Informed consent bridges the flexibility that Internet companies need to be nimble in building their business model, i.e. unilateral decisions that they make regarding what attributes to release to identity providers in authentication given how those decisions map to business models, and the information that consumers require to make a choice about whether or not to accept those terms as the “cost” (not the only one, by the way, but one of the ones implicating privacy) of the service. No U.S. law requires that service providers offer either the information or consent, but in my opinion they should. Informed consent is consistent with the privacy laws and practices of all other developed countries except the United States.
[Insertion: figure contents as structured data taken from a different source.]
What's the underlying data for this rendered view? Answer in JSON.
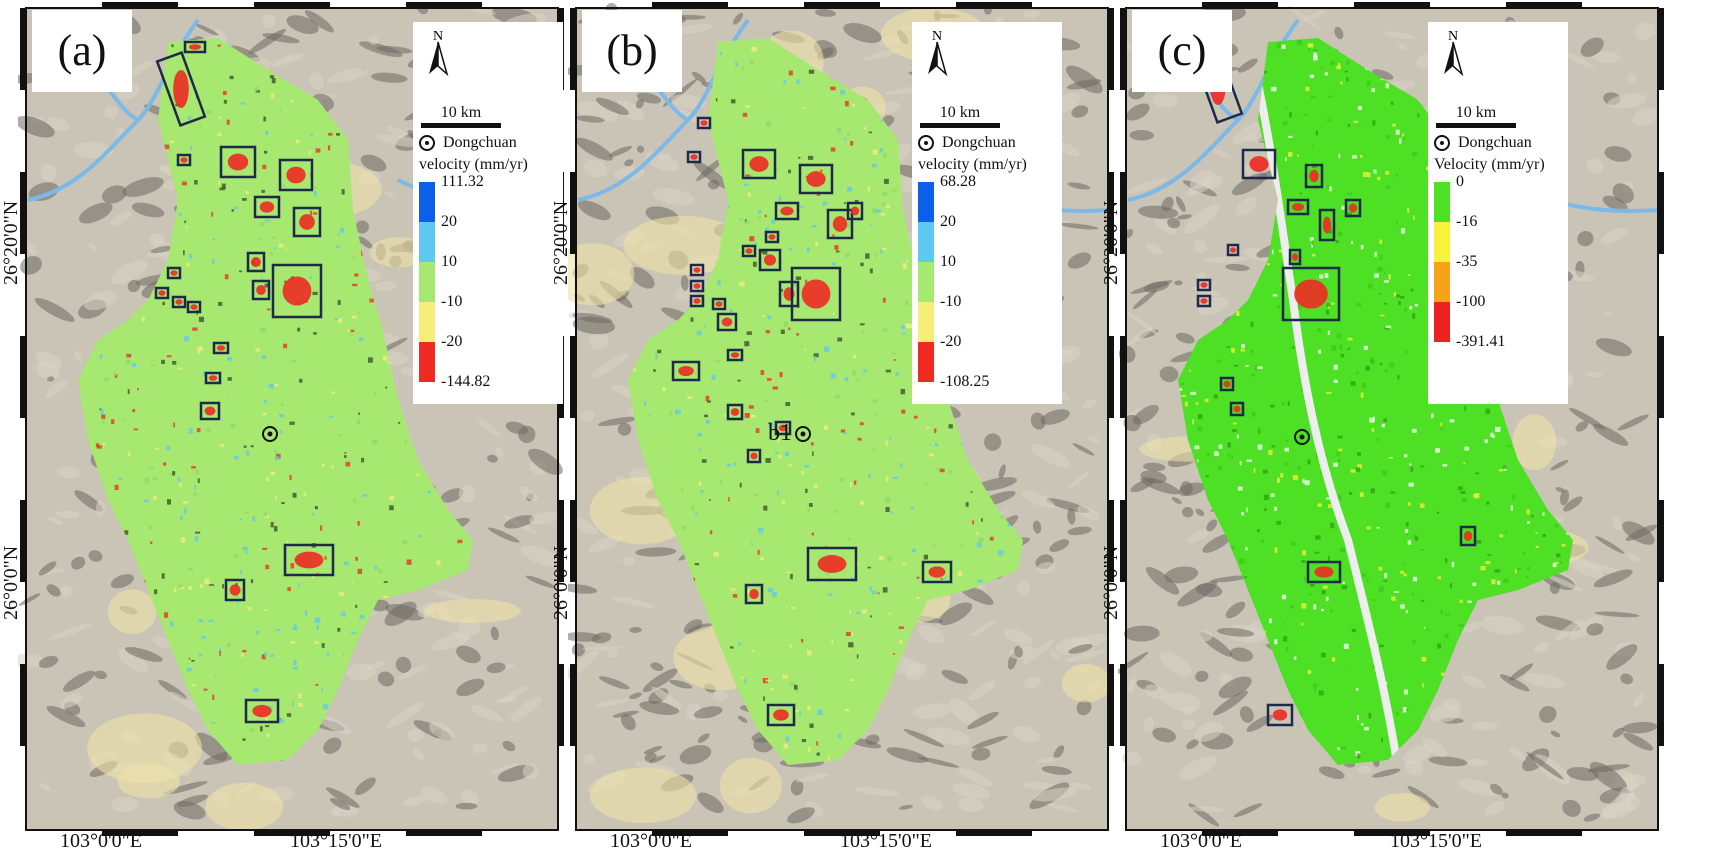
{
  "panels": [
    {
      "label": "(a)",
      "north_label": "N",
      "scale_label": "10 km",
      "town_label": "Dongchuan",
      "legend_title": "velocity (mm/yr)",
      "legend_breaks": [
        "111.32",
        "20",
        "10",
        "-10",
        "-20",
        "-144.82"
      ],
      "legend_colors": [
        "#0b5fe8",
        "#5ec8f2",
        "#a6e870",
        "#f5ef7a",
        "#ee2a23"
      ],
      "extra_label": "",
      "x_ticks": [
        "103°0'0\"E",
        "103°15'0\"E"
      ],
      "y_ticks": [
        "26°20'0\"N",
        "26°0'0\"N"
      ]
    },
    {
      "label": "(b)",
      "north_label": "N",
      "scale_label": "10 km",
      "town_label": "Dongchuan",
      "legend_title": "velocity (mm/yr)",
      "legend_breaks": [
        "68.28",
        "20",
        "10",
        "-10",
        "-20",
        "-108.25"
      ],
      "legend_colors": [
        "#0b5fe8",
        "#5ec8f2",
        "#a6e870",
        "#f5ef7a",
        "#ee2a23"
      ],
      "extra_label": "b1",
      "x_ticks": [
        "103°0'0\"E",
        "103°15'0\"E"
      ],
      "y_ticks": [
        "26°20'0\"N",
        "26°0'0\"N"
      ]
    },
    {
      "label": "(c)",
      "north_label": "N",
      "scale_label": "10 km",
      "town_label": "Dongchuan",
      "legend_title": "Velocity (mm/yr)",
      "legend_breaks": [
        "0",
        "-16",
        "-35",
        "-100",
        "-391.41"
      ],
      "legend_colors": [
        "#4de025",
        "#f8f23a",
        "#f7a317",
        "#ee2020"
      ],
      "extra_label": "",
      "x_ticks": [
        "103°0'0\"E",
        "103°15'0\"E"
      ],
      "y_ticks": [
        "26°20'0\"N",
        "26°0'0\"N"
      ]
    }
  ],
  "colors": {
    "frame": "#111111",
    "box_outline": "#1e2a4a",
    "hillshade_dark": "#6e6a62",
    "hillshade_light": "#d8d4c4",
    "river": "#7cb9e8",
    "panel_a_fill": "#a6e870",
    "panel_b_fill": "#a6e870",
    "panel_c_fill": "#4de025"
  }
}
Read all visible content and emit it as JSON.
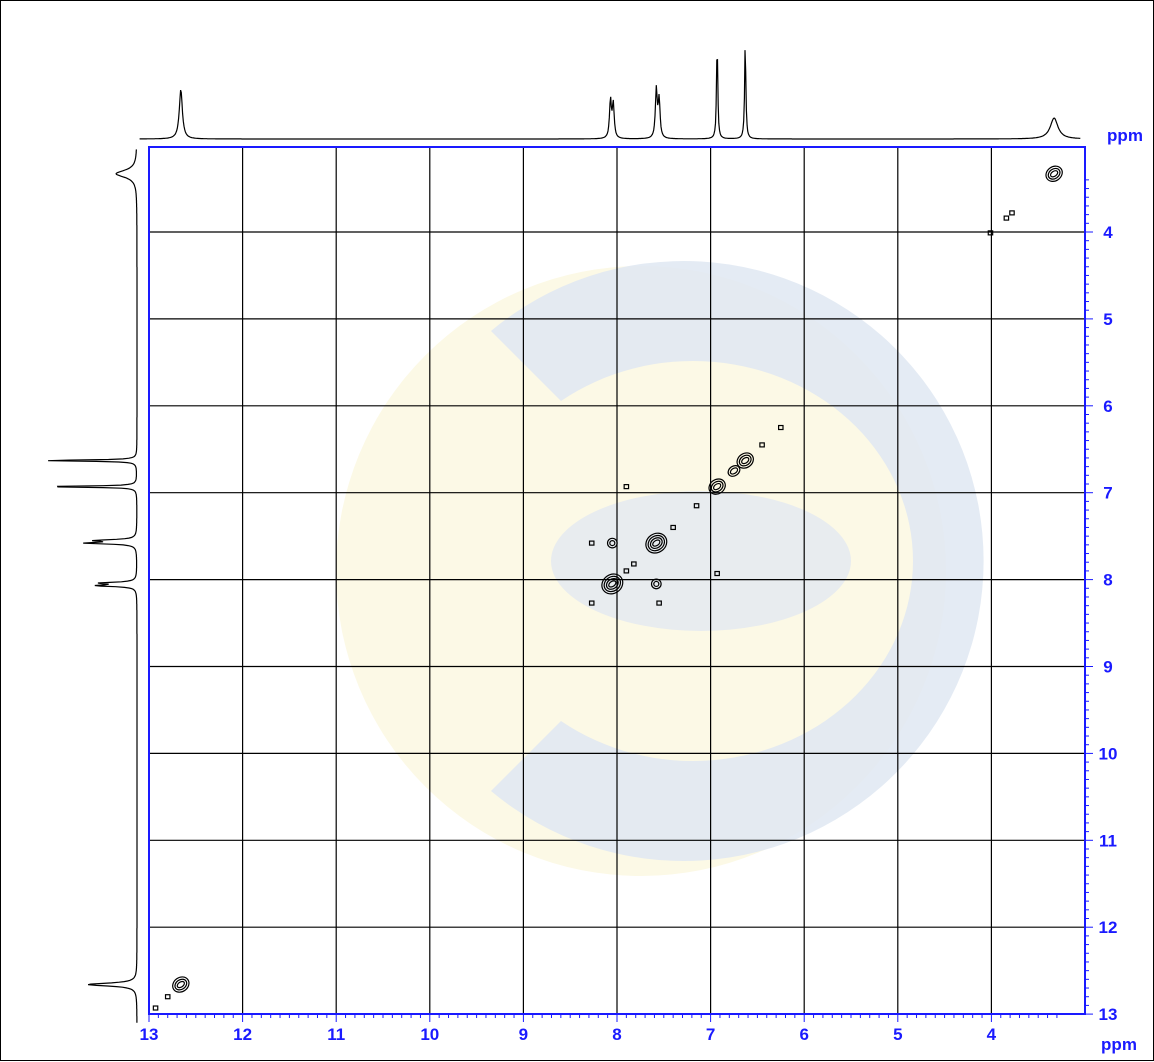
{
  "chart_data": {
    "type": "scatter",
    "subtype": "2D NMR COSY contour plot with 1D projections",
    "x_axis": {
      "label": "ppm",
      "range": [
        13,
        3
      ],
      "reversed": true,
      "ticks": [
        13,
        12,
        11,
        10,
        9,
        8,
        7,
        6,
        5,
        4
      ]
    },
    "y_axis": {
      "label": "ppm",
      "range": [
        3.3,
        13
      ],
      "reversed": true,
      "ticks": [
        4,
        5,
        6,
        7,
        8,
        9,
        10,
        11,
        12,
        13
      ]
    },
    "grid": true,
    "colors": {
      "axis": "#1a1aff",
      "grid": "#000000",
      "trace": "#000000",
      "watermark_blue": "#dfe7f2",
      "watermark_yellow": "#fcf9e6"
    },
    "projection_peaks": [
      {
        "ppm": 12.66,
        "height": 0.52,
        "width": 0.02
      },
      {
        "ppm": 8.07,
        "height": 0.4,
        "width": 0.012
      },
      {
        "ppm": 8.04,
        "height": 0.36,
        "width": 0.012
      },
      {
        "ppm": 7.58,
        "height": 0.51,
        "width": 0.012
      },
      {
        "ppm": 7.55,
        "height": 0.4,
        "width": 0.012
      },
      {
        "ppm": 6.93,
        "height": 1.0,
        "width": 0.008
      },
      {
        "ppm": 6.63,
        "height": 1.0,
        "width": 0.008
      },
      {
        "ppm": 3.33,
        "height": 0.22,
        "width": 0.05
      }
    ],
    "cross_peaks": [
      {
        "x": 3.33,
        "y": 3.33,
        "size": 3
      },
      {
        "x": 3.78,
        "y": 3.78,
        "size": 1
      },
      {
        "x": 3.84,
        "y": 3.84,
        "size": 1
      },
      {
        "x": 4.01,
        "y": 4.01,
        "size": 1
      },
      {
        "x": 6.25,
        "y": 6.25,
        "size": 1
      },
      {
        "x": 6.45,
        "y": 6.45,
        "size": 1
      },
      {
        "x": 6.63,
        "y": 6.63,
        "size": 3
      },
      {
        "x": 6.75,
        "y": 6.75,
        "size": 2
      },
      {
        "x": 6.93,
        "y": 6.93,
        "size": 3
      },
      {
        "x": 7.15,
        "y": 7.15,
        "size": 1
      },
      {
        "x": 7.4,
        "y": 7.4,
        "size": 1
      },
      {
        "x": 7.58,
        "y": 7.58,
        "size": 4
      },
      {
        "x": 7.82,
        "y": 7.82,
        "size": 1
      },
      {
        "x": 7.9,
        "y": 7.9,
        "size": 1
      },
      {
        "x": 8.05,
        "y": 8.05,
        "size": 4
      },
      {
        "x": 8.27,
        "y": 8.27,
        "size": 1
      },
      {
        "x": 12.66,
        "y": 12.66,
        "size": 3
      },
      {
        "x": 12.8,
        "y": 12.8,
        "size": 1
      },
      {
        "x": 12.93,
        "y": 12.93,
        "size": 1
      },
      {
        "x": 8.05,
        "y": 7.58,
        "size": 2
      },
      {
        "x": 7.58,
        "y": 8.05,
        "size": 2
      },
      {
        "x": 8.27,
        "y": 7.58,
        "size": 1
      },
      {
        "x": 7.55,
        "y": 8.27,
        "size": 1
      },
      {
        "x": 7.9,
        "y": 6.93,
        "size": 1
      },
      {
        "x": 6.93,
        "y": 7.93,
        "size": 1
      }
    ]
  }
}
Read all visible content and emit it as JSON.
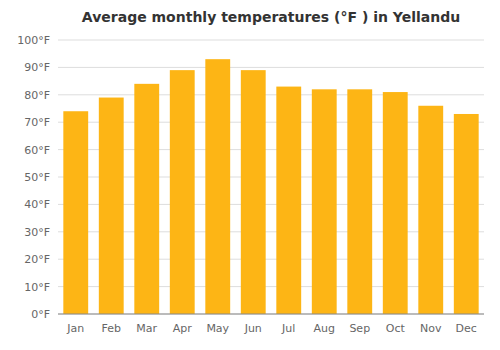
{
  "chart_data": {
    "type": "bar",
    "title": "Average monthly temperatures (°F ) in Yellandu",
    "categories": [
      "Jan",
      "Feb",
      "Mar",
      "Apr",
      "May",
      "Jun",
      "Jul",
      "Aug",
      "Sep",
      "Oct",
      "Nov",
      "Dec"
    ],
    "values": [
      74,
      79,
      84,
      89,
      93,
      89,
      83,
      82,
      82,
      81,
      76,
      73
    ],
    "color": "#FDB515",
    "ylim": [
      0,
      100
    ],
    "yticks": [
      {
        "value": 0,
        "label": "0°F"
      },
      {
        "value": 10,
        "label": "10°F"
      },
      {
        "value": 20,
        "label": "20°F"
      },
      {
        "value": 30,
        "label": "30°F"
      },
      {
        "value": 40,
        "label": "40°F"
      },
      {
        "value": 50,
        "label": "50°F"
      },
      {
        "value": 60,
        "label": "60°F"
      },
      {
        "value": 70,
        "label": "70°F"
      },
      {
        "value": 80,
        "label": "80°F"
      },
      {
        "value": 90,
        "label": "90°F"
      },
      {
        "value": 100,
        "label": "100°F"
      }
    ],
    "grid": true
  }
}
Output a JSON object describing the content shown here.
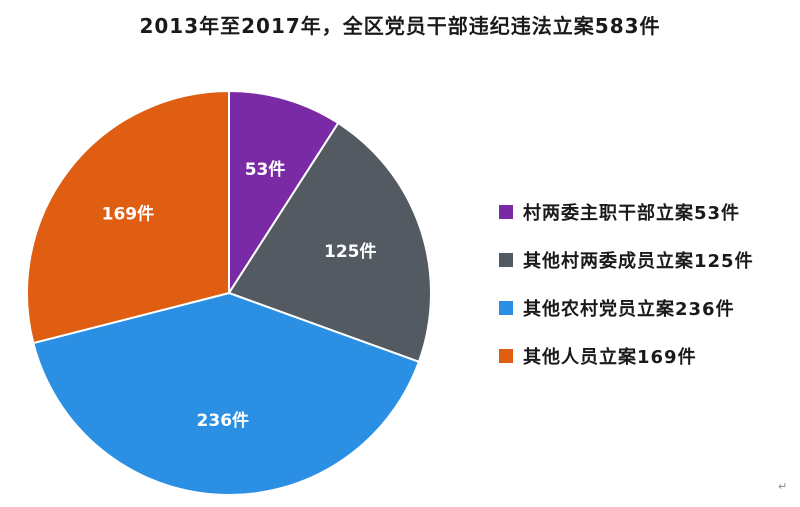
{
  "chart_data": {
    "type": "pie",
    "title": "2013年至2017年，全区党员干部违纪违法立案583件",
    "slices": [
      {
        "legend": "村两委主职干部立案53件",
        "label": "53件",
        "value": 53,
        "color": "#7b2aa6"
      },
      {
        "legend": "其他村两委成员立案125件",
        "label": "125件",
        "value": 125,
        "color": "#535a62"
      },
      {
        "legend": "其他农村党员立案236件",
        "label": "236件",
        "value": 236,
        "color": "#2b8fe3"
      },
      {
        "legend": "其他人员立案169件",
        "label": "169件",
        "value": 169,
        "color": "#e05e12"
      }
    ],
    "start_angle_deg": 0,
    "direction": "clockwise",
    "legend_position": "right"
  },
  "return_mark": "↵"
}
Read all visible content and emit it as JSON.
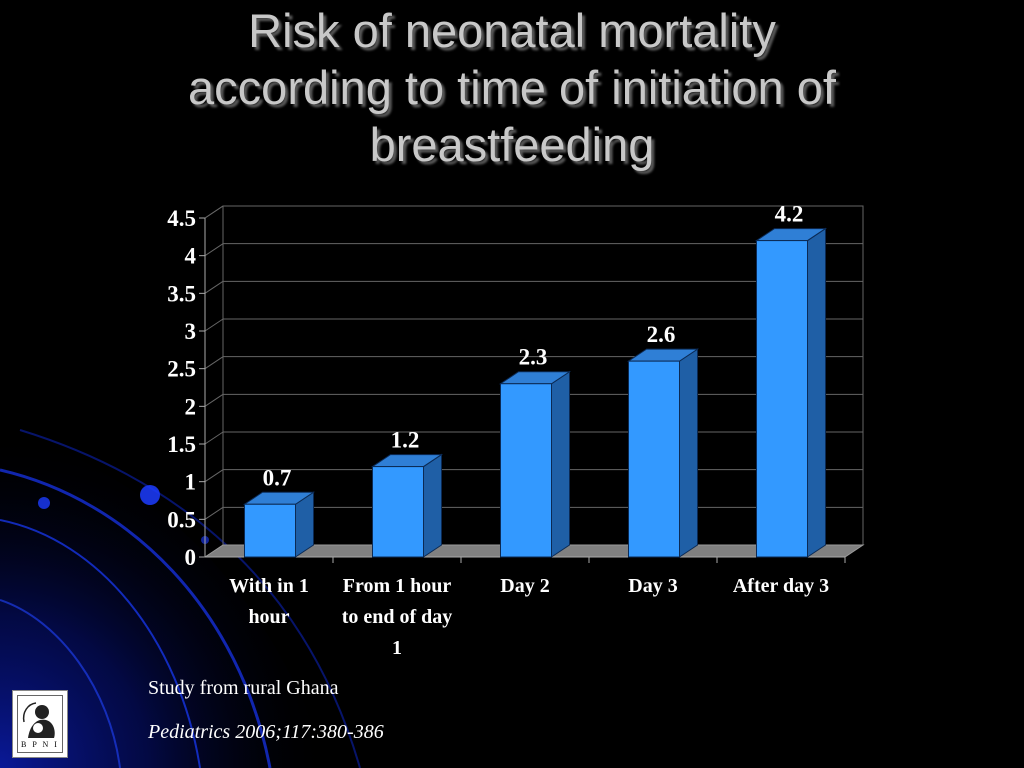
{
  "title": {
    "line1": "Risk of neonatal mortality",
    "line2": "according to time of initiation of",
    "line3": "breastfeeding"
  },
  "colors": {
    "background": "#000000",
    "bar_front": "#3399ff",
    "bar_side": "#1f5fa6",
    "bar_top": "#2f7fd6",
    "floor": "#808080",
    "text": "#ffffff",
    "title": "#c8c8c8"
  },
  "chart_data": {
    "type": "bar",
    "style": "3d",
    "categories": [
      [
        "With in 1",
        "hour"
      ],
      [
        "From 1 hour",
        "to end of day",
        "1"
      ],
      [
        "Day 2"
      ],
      [
        "Day 3"
      ],
      [
        "After day 3"
      ]
    ],
    "values": [
      0.7,
      1.2,
      2.3,
      2.6,
      4.2
    ],
    "data_labels": [
      "0.7",
      "1.2",
      "2.3",
      "2.6",
      "4.2"
    ],
    "ylim": [
      0,
      4.5
    ],
    "yticks": [
      "0",
      "0.5",
      "1",
      "1.5",
      "2",
      "2.5",
      "3",
      "3.5",
      "4",
      "4.5"
    ],
    "grid": true,
    "legend": "none"
  },
  "notes": {
    "study": "Study from rural Ghana",
    "citation": "Pediatrics 2006;117:380-386"
  },
  "logo": {
    "text": "B P N I",
    "icon": "mother-child-logo-icon"
  }
}
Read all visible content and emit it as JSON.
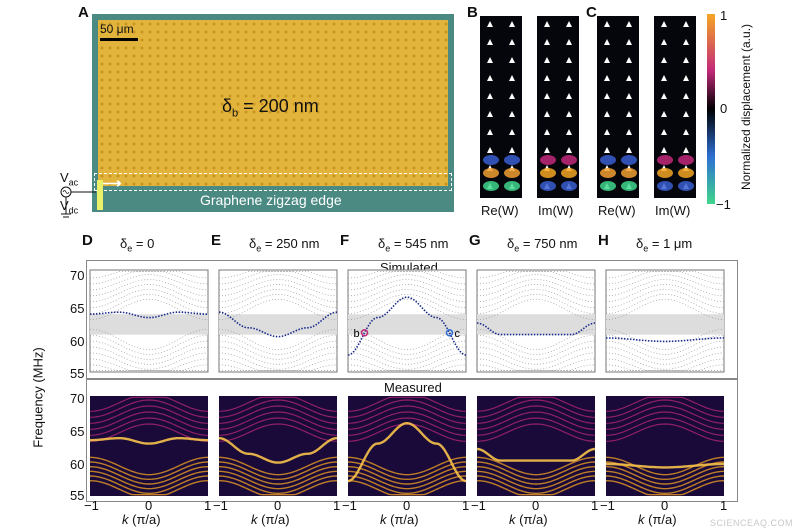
{
  "panels": {
    "A": {
      "label": "A",
      "scale": "50 μm",
      "delta_text": "δ",
      "delta_sub": "b",
      "delta_val": " = 200 nm",
      "vac": "V",
      "vac_sub": "ac",
      "vdc": "V",
      "vdc_sub": "dc",
      "edge_label": "Graphene zigzag edge"
    },
    "B": {
      "label": "B",
      "re": "Re(W)",
      "im": "Im(W)"
    },
    "C": {
      "label": "C",
      "re": "Re(W)",
      "im": "Im(W)"
    },
    "colorbar": {
      "title": "Normalized displacement (a.u.)",
      "ticks": [
        "1",
        "0",
        "−1"
      ],
      "colors": [
        "#f5a623",
        "#c2297a",
        "#000000",
        "#2d6fd3",
        "#3fd68c"
      ]
    },
    "bands": [
      {
        "label": "D",
        "delta": "δ",
        "sub": "e",
        "val": " = 0"
      },
      {
        "label": "E",
        "delta": "δ",
        "sub": "e",
        "val": " = 250 nm"
      },
      {
        "label": "F",
        "delta": "δ",
        "sub": "e",
        "val": " = 545 nm",
        "mark_b": "b",
        "mark_c": "c"
      },
      {
        "label": "G",
        "delta": "δ",
        "sub": "e",
        "val": " = 750 nm"
      },
      {
        "label": "H",
        "delta": "δ",
        "sub": "e",
        "val": " = 1 μm"
      }
    ],
    "sim_title": "Simulated",
    "meas_title": "Measured",
    "ylabel": "Frequency (MHz)",
    "yticks_sim": [
      "70",
      "65",
      "60",
      "55"
    ],
    "yticks_meas": [
      "70",
      "65",
      "60",
      "55"
    ],
    "xticks": [
      "−1",
      "0",
      "1"
    ],
    "xlabel_k": "k",
    "xlabel_unit": " (π/a)",
    "watermark": "SCIENCEAQ.COM"
  },
  "chart_data": {
    "type": "line",
    "xlabel": "k (π/a)",
    "ylabel": "Frequency (MHz)",
    "xlim": [
      -1,
      1
    ],
    "ylim": [
      55,
      70
    ],
    "gap": [
      60.5,
      63.5
    ],
    "series": [
      {
        "name": "δe = 0",
        "x": [
          -1,
          -0.5,
          0,
          0.5,
          1
        ],
        "y": [
          63.5,
          63.8,
          63.0,
          63.8,
          63.5
        ]
      },
      {
        "name": "δe = 250 nm",
        "x": [
          -1,
          -0.5,
          0,
          0.5,
          1
        ],
        "y": [
          63.8,
          61.5,
          60.2,
          61.5,
          63.8
        ]
      },
      {
        "name": "δe = 545 nm",
        "x": [
          -1,
          -0.5,
          0,
          0.5,
          1
        ],
        "y": [
          57.5,
          63,
          66,
          63,
          57.5
        ]
      },
      {
        "name": "δe = 750 nm",
        "x": [
          -1,
          -0.6,
          0.6,
          1
        ],
        "y": [
          62.2,
          60.5,
          60.5,
          62.2
        ]
      },
      {
        "name": "δe = 1 μm",
        "x": [
          -1,
          0,
          1
        ],
        "y": [
          60.0,
          59.5,
          60.0
        ]
      }
    ]
  }
}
As our colleges and universities become more “international,” it would seem to me not as a matter of compliance per se but recognition that the United States institutions want to treat the institutions in other countries as equal partners, we should adapt to those laws.  But compliance and partnership are part of the superstructure of reasons why implied consent matters. The principal reason is that it is truly the right thing to do. I understand that businesses emerging in this dynamic market require flexibility; I think it would inhibit the innovative relationship that exists between technology and the market for the law to require one, single practice.  But to allow Internet Titans flexibility and to leave consumers in the dark about the implications of those practices are separable issues. Rather than swinging the privacy pendulum all the way over to restricting businesses to a single practice, its seems eminently fair to simply offer consumers the information that they need in real time – and not in small print terms of use or privacy policies – so that they can make the decision to consent, or not, to the practice.  Informed consent is to consumer privacy practices what Goldilocks is to porridge!